Погружение в бездны разума - [2]

Шрифт
Интервал

Разумеется, ничто не мешало мне повернуться и уйти, однако не хотелось оставлять Ефима в лапах крупного бизнеса, да и любопытство опять-таки, любопытство… Ну сами представьте: услышать человеческие мысли, погрузиться в таинственную бездну разума… Не каждый день, согласитесь, выпадает такая возможность.

Заменить настоящий индикатор дыма, укреплённый аккурат над рабочим столом Тохи, на изделие Голокоста труда не составило — и первое прослушивание тайных помыслов начальника отдела состоялось в тот же день сразу после обеденного перерыва.

* * *

На стеклянном столике для чаепитий в кабинете Мирона утвердился репродуктор времён Великой Победы над Германией — точнее, корпус от репродуктора, а что там содержалось внутри, известно лишь Ефиму Григорьевичу Голокосту. Хотелось бы знать, откуда он берёт такие древности!
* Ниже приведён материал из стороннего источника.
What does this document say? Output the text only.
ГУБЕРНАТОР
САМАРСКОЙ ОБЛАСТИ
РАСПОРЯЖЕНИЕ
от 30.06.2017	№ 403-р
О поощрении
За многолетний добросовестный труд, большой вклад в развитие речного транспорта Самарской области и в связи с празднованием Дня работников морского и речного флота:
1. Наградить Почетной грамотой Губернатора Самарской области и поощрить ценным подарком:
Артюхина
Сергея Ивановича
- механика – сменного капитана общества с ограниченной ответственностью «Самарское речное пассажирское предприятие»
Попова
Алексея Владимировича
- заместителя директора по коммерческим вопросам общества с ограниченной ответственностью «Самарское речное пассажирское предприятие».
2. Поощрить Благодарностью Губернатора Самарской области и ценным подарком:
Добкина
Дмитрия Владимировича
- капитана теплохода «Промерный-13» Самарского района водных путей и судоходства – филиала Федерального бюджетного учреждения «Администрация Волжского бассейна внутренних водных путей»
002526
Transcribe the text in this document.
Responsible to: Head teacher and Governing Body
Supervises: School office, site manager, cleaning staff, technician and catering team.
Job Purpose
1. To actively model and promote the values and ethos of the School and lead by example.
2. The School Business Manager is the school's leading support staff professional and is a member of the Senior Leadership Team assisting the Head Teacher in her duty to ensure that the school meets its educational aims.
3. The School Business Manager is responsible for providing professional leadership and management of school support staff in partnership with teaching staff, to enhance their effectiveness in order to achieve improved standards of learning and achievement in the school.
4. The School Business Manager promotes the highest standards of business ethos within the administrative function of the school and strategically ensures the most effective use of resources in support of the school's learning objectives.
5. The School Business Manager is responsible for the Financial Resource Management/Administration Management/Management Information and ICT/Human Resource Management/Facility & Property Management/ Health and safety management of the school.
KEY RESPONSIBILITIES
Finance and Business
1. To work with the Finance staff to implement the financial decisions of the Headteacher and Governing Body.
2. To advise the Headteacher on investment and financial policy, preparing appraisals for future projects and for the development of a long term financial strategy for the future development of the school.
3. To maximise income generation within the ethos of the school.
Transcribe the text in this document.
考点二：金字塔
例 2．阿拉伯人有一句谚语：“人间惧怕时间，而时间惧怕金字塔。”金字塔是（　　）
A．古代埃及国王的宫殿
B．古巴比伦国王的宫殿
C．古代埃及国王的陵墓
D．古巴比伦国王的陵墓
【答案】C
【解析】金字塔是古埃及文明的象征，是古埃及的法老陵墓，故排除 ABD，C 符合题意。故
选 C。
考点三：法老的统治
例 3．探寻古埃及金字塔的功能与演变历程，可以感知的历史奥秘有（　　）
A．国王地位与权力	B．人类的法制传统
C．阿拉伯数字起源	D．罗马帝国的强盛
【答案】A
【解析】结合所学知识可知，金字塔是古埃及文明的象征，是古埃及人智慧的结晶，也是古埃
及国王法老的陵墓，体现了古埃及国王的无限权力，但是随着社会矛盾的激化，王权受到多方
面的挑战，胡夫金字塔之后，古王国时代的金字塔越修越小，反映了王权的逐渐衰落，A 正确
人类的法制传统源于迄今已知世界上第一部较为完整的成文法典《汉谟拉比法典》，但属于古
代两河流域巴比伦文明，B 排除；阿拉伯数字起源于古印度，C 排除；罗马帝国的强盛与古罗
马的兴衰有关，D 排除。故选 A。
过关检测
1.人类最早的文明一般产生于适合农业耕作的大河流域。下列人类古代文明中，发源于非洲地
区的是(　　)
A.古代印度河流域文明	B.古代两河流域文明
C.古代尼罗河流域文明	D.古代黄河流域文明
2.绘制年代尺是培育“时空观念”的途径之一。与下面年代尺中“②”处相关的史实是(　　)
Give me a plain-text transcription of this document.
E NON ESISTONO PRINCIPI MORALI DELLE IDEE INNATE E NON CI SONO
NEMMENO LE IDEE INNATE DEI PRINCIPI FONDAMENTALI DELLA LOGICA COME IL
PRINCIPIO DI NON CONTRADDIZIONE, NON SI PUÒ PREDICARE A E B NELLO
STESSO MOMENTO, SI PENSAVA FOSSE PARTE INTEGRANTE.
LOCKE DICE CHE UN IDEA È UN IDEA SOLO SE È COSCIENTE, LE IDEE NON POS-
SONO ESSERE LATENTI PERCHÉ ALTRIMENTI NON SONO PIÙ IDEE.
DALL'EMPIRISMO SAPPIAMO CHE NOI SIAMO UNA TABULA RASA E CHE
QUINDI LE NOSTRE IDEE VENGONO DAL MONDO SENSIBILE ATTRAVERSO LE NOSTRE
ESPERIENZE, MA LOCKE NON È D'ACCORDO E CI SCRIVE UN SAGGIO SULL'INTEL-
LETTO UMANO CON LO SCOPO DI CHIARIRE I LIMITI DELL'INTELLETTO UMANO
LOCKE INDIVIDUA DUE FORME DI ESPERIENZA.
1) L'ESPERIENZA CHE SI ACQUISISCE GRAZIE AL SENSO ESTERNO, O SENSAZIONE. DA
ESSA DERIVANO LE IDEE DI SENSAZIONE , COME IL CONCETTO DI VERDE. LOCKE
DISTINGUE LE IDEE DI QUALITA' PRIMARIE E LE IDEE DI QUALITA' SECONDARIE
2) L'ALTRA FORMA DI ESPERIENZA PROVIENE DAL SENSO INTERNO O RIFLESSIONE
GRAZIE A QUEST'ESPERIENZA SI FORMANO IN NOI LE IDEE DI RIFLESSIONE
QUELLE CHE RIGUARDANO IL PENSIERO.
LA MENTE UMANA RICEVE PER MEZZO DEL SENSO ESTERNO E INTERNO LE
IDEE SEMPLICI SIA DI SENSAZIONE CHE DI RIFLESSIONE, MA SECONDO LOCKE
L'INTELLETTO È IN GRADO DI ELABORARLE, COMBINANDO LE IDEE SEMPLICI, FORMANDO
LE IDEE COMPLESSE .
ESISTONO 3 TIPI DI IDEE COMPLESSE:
Честно говоря, было ещё и неловко. Я человек старых убеждений, отступать от них не собираюсь. Подслушивать, равно как и подглядывать, занятие, на мой взгляд, глубоко интимное. А предаваться этому втроём… Ну не знаю! Групповуха какая-то…

Вскоре к неловкости добавилась и досада: подслушивать оказалось невероятно скучно. Сначала Антон Андронович Негрелый вникал в какой-то договор, кое-что из него зачитывая — то ли мысленно, то ли вслух, трудно сказать. Изредка тягомотину эту оживляли редкие матерные вкрапления.

Качество звука — отвратительное! Чуть лучше первого фонографа и, пожалуй, чуть хуже граммофона. Какие-то потрескивания, поквакивания, взвизги иглы по заезженной бороздке.

Потом Антону Андроновичу позвонили. Начался долгий и занудный деловой разговор.

Мирон сопел, хмурился, наконец не выдержал:

— Мысли — где?

— Словами глушатся, — как бы извиняясь, пояснил Голокост. — Верещанье… мяуканье… Слышите? Это и есть мысли… Вернее, обрывки мыслей… или даже отзвуки…

— Слова убрать?

Голокост пожал острыми плечами.

— Как же их уберёшь, если он в данный момент говорит?

— Что делать?

— Подождём, когда замолчит… отвлечётся от дел…

Ждать пришлось долго.

— Ага… Вроде чай ему принесли… — пробормотал Мирон. — Кажется, сейчас думать начнёт… Ну-ка, ну-ка…

Замерли в предвкушении.

Что-то шипело и потрескивало. Затем переливисто взвизгнуло, словно плёнку на старом магнитофоне быстро перемотали.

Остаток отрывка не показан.